Take as many different courses as you can, if you're in the iOS track now, try some other object oriented programming courses if you haven't got experience with object oriented concepts. Go through all the iOS course material that's offered, and download the finished project code from each, so you've got a library of working project code you can refer back to.
Take the database track and ground yourself in database theory, as that's going to be incredibly valuable when you start diving into CoreData.
Expose yourself to as much iOS as possible, and that includes the UI/UX/App design material, and both Objective C and Swift. Once you've soaked up everything you can, you'll find that Xcode is comfortable and you know where everything is, you'll have spend time approaching user requirements and translating them into programmatic solutions, and you'll have seen enough code to know what you likely want to accomplish in different parts of an app, roughly how to go about doing it, and where you've seen or used that code before.

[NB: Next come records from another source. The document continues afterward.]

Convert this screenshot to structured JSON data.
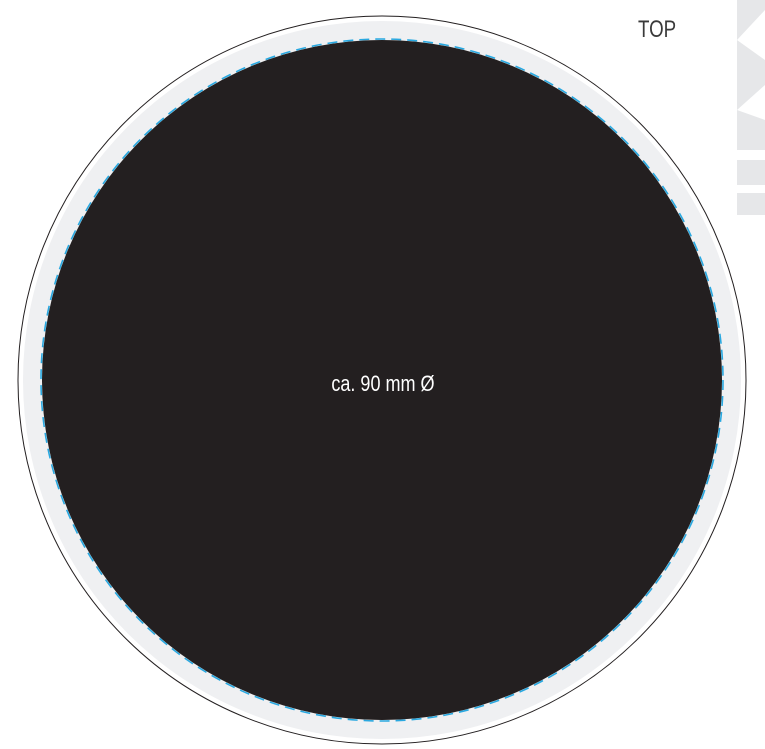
{
  "orientation_label": "TOP",
  "diameter_label": "ca. 90 mm Ø",
  "colors": {
    "print_area": "#231f20",
    "bleed_ring": "#eff0f2",
    "outer_edge": "#231f20",
    "cut_line": "#29a8e0",
    "corner_mark": "#e6e7e9"
  }
}
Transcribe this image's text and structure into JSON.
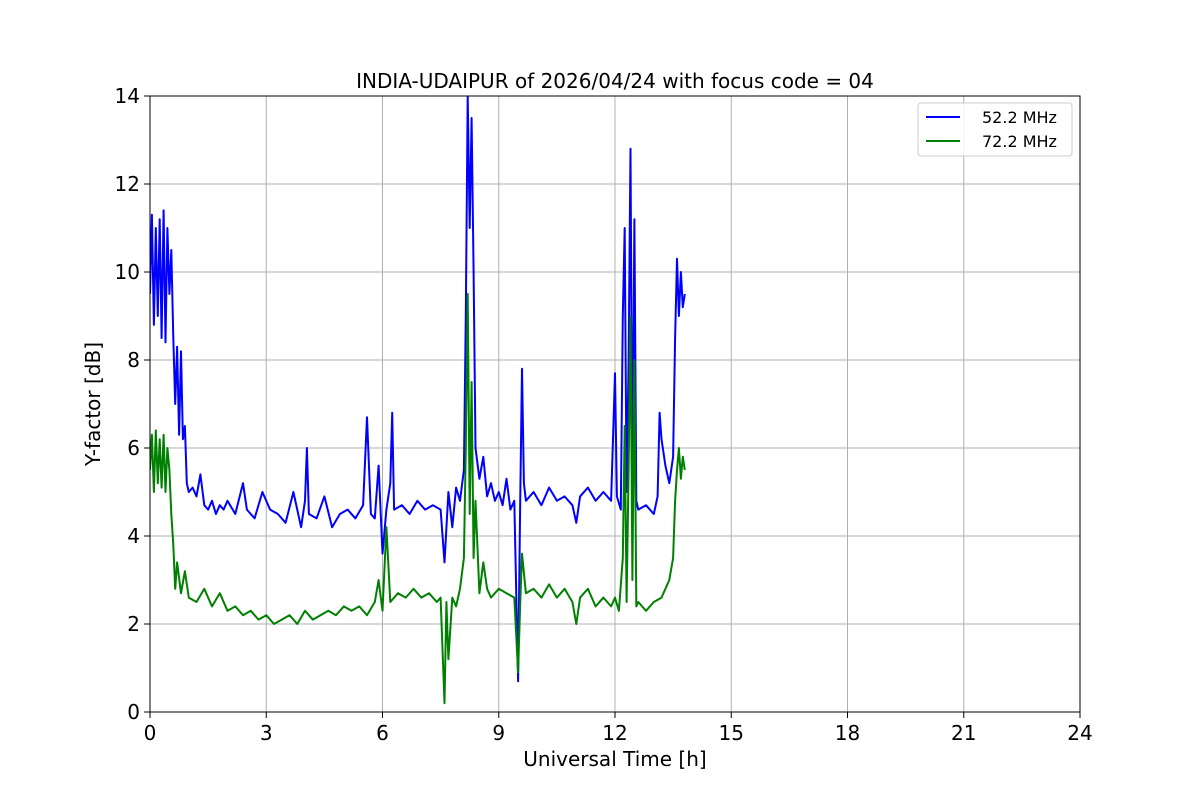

Once you're at that point, design a simple app yourself combining a bunch of elements from apps you've build in the demos, maybe go through the entire app specification process that you'll learn in the UI/UX track, then code up your app, leaning on the code you've accumulated through all the lessons as needed to remind you how to do things.
Lather, rinse, repeat. Build a simple app, make it work and then iterate to add more complex functionality. Make it something you're interested in building as you'll be more motivated to build and enhance it, and that will make the incremental knowledge sticky.
Before you know it, you'll be coding comfortably, and you'll be able to continually push out the limits of your knowledge as you go.